Sandria represented the Mother in a case involving her second child. The first child (a child with significant special needs) had already been placed in an SGO, and the Mother, Father and second child, a baby, were initially placed in a Parent and Child Foster placement. Both parents had a degree of learning difficulty.

However, the Father left the placement following serious allegations by the Mother of abuse and forced sexual intercourse, and Police were involved. Initially the Mother agreed to remain separate from the Father and to be further assessed as a single parent. Unfortunately she was unable to sustain separation, and withdrew her allegations to the Police. She decided to leave the placement, and return to living with the Father.

Upon the Mother leaving the placement an emergency hearing was sought. The Local Authority wished to seek a placement order with a view to adoption being the outcome.

Sandria’s client had acknowledged that she felt that she would be unable to parent this child as a single mother, being unable to give the child the sort of future that she would wish. The Father wished at this stage for the child to be placed in the care of both parents, or in his alone.
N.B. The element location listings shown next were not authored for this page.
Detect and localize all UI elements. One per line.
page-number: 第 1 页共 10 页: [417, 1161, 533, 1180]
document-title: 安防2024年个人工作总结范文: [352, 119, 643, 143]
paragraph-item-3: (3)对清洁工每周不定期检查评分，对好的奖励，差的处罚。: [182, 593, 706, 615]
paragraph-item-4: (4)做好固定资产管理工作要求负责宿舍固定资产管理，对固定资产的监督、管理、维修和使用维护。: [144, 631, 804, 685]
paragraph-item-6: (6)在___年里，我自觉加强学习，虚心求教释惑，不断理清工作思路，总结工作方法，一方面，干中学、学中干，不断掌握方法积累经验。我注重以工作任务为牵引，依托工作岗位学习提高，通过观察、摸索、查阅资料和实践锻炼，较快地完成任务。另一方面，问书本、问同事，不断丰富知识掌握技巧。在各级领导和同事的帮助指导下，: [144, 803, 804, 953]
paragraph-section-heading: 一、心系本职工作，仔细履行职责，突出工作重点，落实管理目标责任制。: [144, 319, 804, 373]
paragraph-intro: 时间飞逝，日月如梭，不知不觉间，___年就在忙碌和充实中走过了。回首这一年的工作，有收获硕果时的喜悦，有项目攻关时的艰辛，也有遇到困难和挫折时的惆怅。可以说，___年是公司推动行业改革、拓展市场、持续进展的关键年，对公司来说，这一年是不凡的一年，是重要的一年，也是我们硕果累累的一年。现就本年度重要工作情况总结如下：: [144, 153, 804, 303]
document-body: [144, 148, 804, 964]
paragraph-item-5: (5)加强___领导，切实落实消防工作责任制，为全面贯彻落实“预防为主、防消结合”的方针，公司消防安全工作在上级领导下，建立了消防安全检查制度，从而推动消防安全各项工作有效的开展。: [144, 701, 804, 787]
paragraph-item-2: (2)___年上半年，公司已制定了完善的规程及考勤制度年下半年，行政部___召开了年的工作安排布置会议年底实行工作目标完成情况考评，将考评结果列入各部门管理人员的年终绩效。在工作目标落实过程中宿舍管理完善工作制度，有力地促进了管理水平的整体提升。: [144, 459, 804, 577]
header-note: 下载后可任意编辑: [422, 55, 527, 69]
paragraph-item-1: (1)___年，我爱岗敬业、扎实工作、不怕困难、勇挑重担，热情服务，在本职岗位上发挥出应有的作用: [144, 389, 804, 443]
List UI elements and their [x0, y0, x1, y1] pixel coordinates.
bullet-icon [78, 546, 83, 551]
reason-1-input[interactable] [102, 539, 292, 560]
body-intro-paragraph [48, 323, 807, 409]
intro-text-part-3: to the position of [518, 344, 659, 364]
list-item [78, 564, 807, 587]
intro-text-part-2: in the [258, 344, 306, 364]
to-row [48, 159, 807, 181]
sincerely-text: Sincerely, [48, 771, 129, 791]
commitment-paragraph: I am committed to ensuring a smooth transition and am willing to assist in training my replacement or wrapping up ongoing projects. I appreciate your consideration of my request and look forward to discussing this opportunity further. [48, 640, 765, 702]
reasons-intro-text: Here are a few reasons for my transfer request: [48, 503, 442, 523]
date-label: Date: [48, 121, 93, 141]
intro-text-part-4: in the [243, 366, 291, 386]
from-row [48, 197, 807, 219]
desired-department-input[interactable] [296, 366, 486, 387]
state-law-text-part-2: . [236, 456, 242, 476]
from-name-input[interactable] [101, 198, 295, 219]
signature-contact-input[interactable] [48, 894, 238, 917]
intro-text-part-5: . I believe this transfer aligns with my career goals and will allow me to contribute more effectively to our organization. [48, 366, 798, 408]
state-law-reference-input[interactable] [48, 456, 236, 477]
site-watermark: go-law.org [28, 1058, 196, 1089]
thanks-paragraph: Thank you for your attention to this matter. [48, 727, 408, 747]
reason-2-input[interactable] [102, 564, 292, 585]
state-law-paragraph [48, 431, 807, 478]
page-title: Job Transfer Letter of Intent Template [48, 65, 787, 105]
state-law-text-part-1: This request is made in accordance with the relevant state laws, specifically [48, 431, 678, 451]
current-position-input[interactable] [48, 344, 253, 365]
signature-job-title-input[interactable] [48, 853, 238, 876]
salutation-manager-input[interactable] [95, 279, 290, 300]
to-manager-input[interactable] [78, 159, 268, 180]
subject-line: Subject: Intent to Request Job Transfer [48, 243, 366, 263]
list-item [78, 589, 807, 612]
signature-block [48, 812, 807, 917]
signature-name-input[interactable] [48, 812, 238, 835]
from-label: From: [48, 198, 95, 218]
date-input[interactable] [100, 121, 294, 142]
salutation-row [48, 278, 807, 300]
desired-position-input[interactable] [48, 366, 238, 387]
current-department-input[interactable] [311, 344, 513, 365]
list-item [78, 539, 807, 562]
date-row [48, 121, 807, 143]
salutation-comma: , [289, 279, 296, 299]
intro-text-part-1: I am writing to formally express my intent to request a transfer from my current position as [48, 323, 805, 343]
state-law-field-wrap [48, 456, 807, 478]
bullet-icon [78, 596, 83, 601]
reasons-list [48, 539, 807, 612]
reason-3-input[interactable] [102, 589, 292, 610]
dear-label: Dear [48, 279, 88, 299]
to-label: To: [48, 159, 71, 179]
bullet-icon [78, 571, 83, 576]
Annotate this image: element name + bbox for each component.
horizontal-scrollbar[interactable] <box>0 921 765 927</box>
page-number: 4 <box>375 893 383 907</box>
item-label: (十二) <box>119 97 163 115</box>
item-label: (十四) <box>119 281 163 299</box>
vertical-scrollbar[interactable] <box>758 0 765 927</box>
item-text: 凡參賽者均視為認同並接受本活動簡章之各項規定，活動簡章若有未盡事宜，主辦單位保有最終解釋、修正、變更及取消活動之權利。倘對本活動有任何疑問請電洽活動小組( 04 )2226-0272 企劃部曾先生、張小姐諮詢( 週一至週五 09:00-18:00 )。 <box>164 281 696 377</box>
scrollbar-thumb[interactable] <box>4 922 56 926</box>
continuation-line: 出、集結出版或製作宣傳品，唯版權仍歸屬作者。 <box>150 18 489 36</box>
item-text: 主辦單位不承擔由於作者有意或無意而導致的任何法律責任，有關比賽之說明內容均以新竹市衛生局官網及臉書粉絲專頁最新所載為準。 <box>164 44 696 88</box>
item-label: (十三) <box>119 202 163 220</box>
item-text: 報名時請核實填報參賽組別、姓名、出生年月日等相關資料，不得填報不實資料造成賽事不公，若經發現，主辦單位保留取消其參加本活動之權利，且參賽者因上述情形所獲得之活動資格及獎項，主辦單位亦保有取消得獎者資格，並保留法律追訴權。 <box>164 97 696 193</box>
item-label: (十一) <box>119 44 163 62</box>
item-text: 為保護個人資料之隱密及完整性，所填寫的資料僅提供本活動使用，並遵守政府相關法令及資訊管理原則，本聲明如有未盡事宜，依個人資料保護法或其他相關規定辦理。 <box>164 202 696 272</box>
However, a relative on the paternal side had come forward with a willingness to be considered for an SGO for the child, and it was agreed that an urgent viability assessment would be required. If positive this will delay the Final Hearing for a full SGO assessment to be carried out. If the viability is negative then the dates for the Final Hearing will remain

With Sandria’s support, the Mother has made a very sensitive and difficult decision and, despite her difficulties, came to the realisation that she would not be able to parent this child as she would wish. She is however hopeful that the assessment of the paternal relative is successful because it would be her ideal that the child remains in the family under an SGO, and Sandria’s sensitive and pragmatic advice has helped to ensure that she has a good understanding of what this would mean.